Ce dimanche 23 Avril 2017, un peu moins de la moitié des calédoniens se sont rendus aux urnes dans le cadre du premier tour de l’élection présidentielle. Le score a surpris certains commentateurs car, avec près de 30%, le front national réalise son meilleur score en Nouvelle Calédonie. Pour une première, Emmanuel MACRON dépasse les 10% ce qui est considéré comme ‘encourageant’ par ses soutiens locaux.

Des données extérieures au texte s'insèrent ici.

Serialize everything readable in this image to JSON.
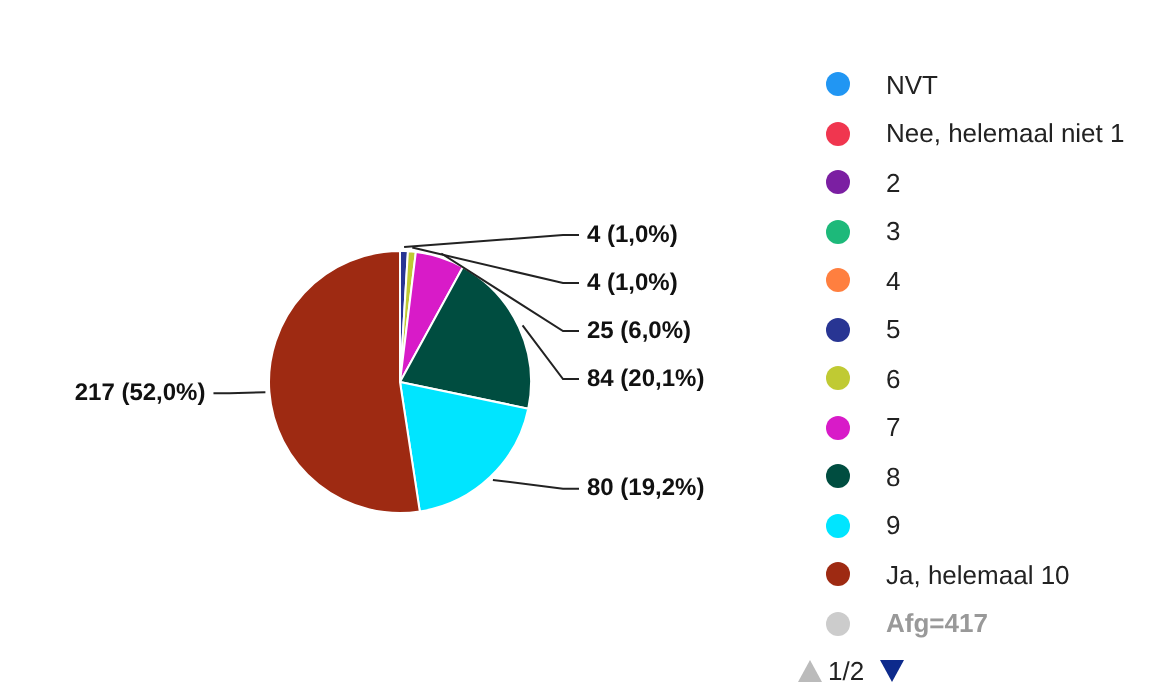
{
  "chart_data": {
    "type": "pie",
    "categories": [
      "NVT",
      "Nee, helemaal niet 1",
      "2",
      "3",
      "4",
      "5",
      "6",
      "7",
      "8",
      "9",
      "Ja, helemaal 10"
    ],
    "values": [
      0,
      0,
      0,
      0,
      0,
      4,
      4,
      25,
      84,
      80,
      217
    ],
    "colors": [
      "#2196f3",
      "#f0364f",
      "#7b1fa2",
      "#1db97a",
      "#ff7f3f",
      "#283593",
      "#c0ca33",
      "#d81bc8",
      "#004d40",
      "#00e5ff",
      "#9e2a12"
    ],
    "value_labels": [
      null,
      null,
      null,
      null,
      null,
      "4 (1,0%)",
      "4 (1,0%)",
      "25 (6,0%)",
      "84 (20,1%)",
      "80 (19,2%)",
      "217 (52,0%)"
    ],
    "legend": "right",
    "annotations": [
      "Afg=417",
      "1/2"
    ]
  }
}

La question qui se pose est « que se passe-t-il ?  » Est-ce que les électeurs calédoniens sont soudainement devenus frontistes ? Pour tenter de répondre à cette question, il convient d’analyser les rapports de force aux différents premiers tours de l’élection présidentielle.

Le graphique ci-dessous montre que la gauche ne progresse plus depuis 2002 et que son niveau électoral ne dépasse pas les 35% (score atteint en 2002, toutes forces de gauche confondues, y compris les écologistes et le mouvement En Marche). Elle n’a donc pas profité de la dynamique du mouvement d’Emmanuel Macron.

Graphique 1

Corrélativement, la droite (y compris le Front National) n’a pas non plus varié et les forces en présence sont restées stables.

Quand on analyse les chiffres de manière plus précise, on note que le parti socialiste a clairement pâti de la présence du mouvement En Marche puisqu’il passe de 24,91% à 9,34%. Emmanuel Macron a donc clairement « chassé » sur les terres de gauche en Nouvelle Calédonie. La perte du parti socialiste se fait également, dans une moindre mesure, au profit de Jean-Luc Mélenchon qui gagne 5,57 points par rapport à 2012.

Graphique 2

A droite, l’effondrement du bloc LR (Ex. UMP) se fait clairement au profit du Front national (-18,5% pour Fillon, +17,43% pour Marine Le Pen). Il faut donc rechercher au sein des électeurs de la droite calédonienne les explications de ce vote.

Il semblerait, mais cela reste à confirmer, que le vote de Dimanche soit une réaction de défiance face à une situation calédonienne qui ne plairait pas à tous les électeurs loyalistes. Certains y voient des causes liées à l’insécurité de ces derniers mois et les exactions de Saint Louis. D’autres relient ce vote au manque supposé de clarté du discours de certains leaders loyalistes. Quoi qu’il en soit, une partie de l’électorat semble avoir envoyé un message de fermeté dont l’origine pourrait ne pas être liée avec la situation métropolitaine. Toutefois, seule une mesure de l’opinion pourrait confirmer ou infirmer cette hypothèse.

Le niveau de participation et le sens du vote du 7 mai 2017 pourraient  apporter des éclairages complémentaires. Mais quoi qu’il en soit, le prochain président de la république saura à quoi s’en tenir quant à la position des électeurs calédoniens sur l’échiquier politique national.